Willard Stone
Sculptor in Wood and Bronze

1916 - 1985

The God he believed in gave Willard Stone a superb gift--a mind and a soul and hands that could transform a block of wood into rhythm and movement and poetry. 

Stone, the wood sculptor, is a study of humility, quiet warmth and penetrating vision.  He was a man close to the soil. He lived on a rocky hillside farm east of Locust Grove, Oklahoma.  In this rural setting, surrounded by children and  animals, he found his inspiration.

As a boy, Stone knew the harshness of the land as well as its beauty.  His father died when he was an infant, and his mother raised the family, working as a sharecropper in the cotton fields near Oktaha, Oklahoma.

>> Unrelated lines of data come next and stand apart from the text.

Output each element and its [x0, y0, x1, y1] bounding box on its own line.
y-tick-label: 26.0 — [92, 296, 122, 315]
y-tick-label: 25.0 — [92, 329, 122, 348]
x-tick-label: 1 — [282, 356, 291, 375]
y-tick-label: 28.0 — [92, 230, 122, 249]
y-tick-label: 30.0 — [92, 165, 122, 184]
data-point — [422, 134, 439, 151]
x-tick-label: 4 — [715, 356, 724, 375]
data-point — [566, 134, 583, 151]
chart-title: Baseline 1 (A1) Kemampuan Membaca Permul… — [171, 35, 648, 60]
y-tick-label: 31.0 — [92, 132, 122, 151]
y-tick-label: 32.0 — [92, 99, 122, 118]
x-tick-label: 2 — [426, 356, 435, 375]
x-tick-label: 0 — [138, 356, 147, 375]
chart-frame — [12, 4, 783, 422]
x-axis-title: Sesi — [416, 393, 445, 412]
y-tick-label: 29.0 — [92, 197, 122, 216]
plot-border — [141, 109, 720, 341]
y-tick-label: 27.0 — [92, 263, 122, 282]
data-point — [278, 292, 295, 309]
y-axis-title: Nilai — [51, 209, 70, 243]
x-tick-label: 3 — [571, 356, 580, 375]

An accident (a dynamite cap explosion) almost destroyed his zeal for living at the age of thirteen.  His keen interest in drawing was thwarted by the loss of portions of his right thumb and two fingers, and he withdrew from school.  His natural ability  found a new outlet--that of modeling in clay the things he knew.

Willard always relished rainy days, for as a boy, they provided his only respite from the cotton fields.  Walking home, he could scoop up damp red clay from the banks and carry it home to mold into animals and things of nature with which he was familiar. 

Friends aware of this encouraged him, as a teenager, to enter his work in the Muskogee State Fair.  His models drew the attention of Grant Foreman, the dean of Oklahoma historians.  Foreman was impressed with the talent of this reserved, part-Cherokee boy, and he encouraged him to seek formal training. 

Stone entered Bacone Indian College in 1936.  Acee Blue Eagle and Woody Crumbo began guiding him along the path of an artist.  They soon discovered that he already knew much of what they had to teach him, so they made a studio for him by cleaning out a storage closet.  Here he bagan to develop his own style of sculpting.  He would search for the exact piece of wood which would portray with color, grain, and mass, the image he strove to produce.  As he worked with wood, his fascination with the medium grew.

After leaving college, where he won national recognition, Stone discovered that a knife and chisel earned little money for food for himself and his bride.  For several years he worked at common jobs to support his growing family.

In the 1940's oil patron and art collector, Thomas Gilcrease, gave him an opportunity to strive for perfection and feed his family at the same time.  A three-year grant as an artist in residence at the Gilcrease Institute of American History and Art made it possible.  Today, the Institute owns a large collection of his work, principally from that period.

During his tenure at Gilcrease, an art critic wrote; "This young artist shows promise of becoming the finest wood sculptor in the United States...any subject seems to lend itself to his individual effulgent style."

Upon leaving Gilcrease, Stone again found it difficult to support his large family with "critic's praises."  Some people sought him out to buy his carvings, but he still found it necessary to work---first as a pattern maker with an iron firm and later as a die finisher with an aircraft firm in Tulsa. 

Experts, slowly, one by one, across the country began to "discover" this "rare genius" that resided in an unknown community somewhere in Oklahoma.  Galleries began to respond, and individuals became more insistent in their demands for his work. 

By 1961, it reached the point where he could resign his regular job and devote his hours to his art.

His sculpture became so popular with collectors and he had such a backlog of commissioned pieces, that he found it difficult to retain enough pieces to honor exhibit requests.

This schedule continued until his death from a heart attack on March 5, 1985.

Willard Stone was a Non-Government Enrolled Descendant Cherokee American.  Although he was of mixed heritage, his Cherokee heritage was most important to him and he raised his children to be proud of this heritage.  He sought to preserve this through his art.


The Cherokee Nation of Oklahoma adopted Stone's "Exodus" sculpture as that Nation's logo.

He Would always find time to represent the Cherokee nation at local, state and national functions.  He was always encouraging young artists -- of all nationalities -- to be all they could be.

Stone is buried in the Stone Family Cemetery at his home in Locust Grove, Oklahoma.  Also located on this farm is the "Willard Stone Museum," which houses the largest collection of his works.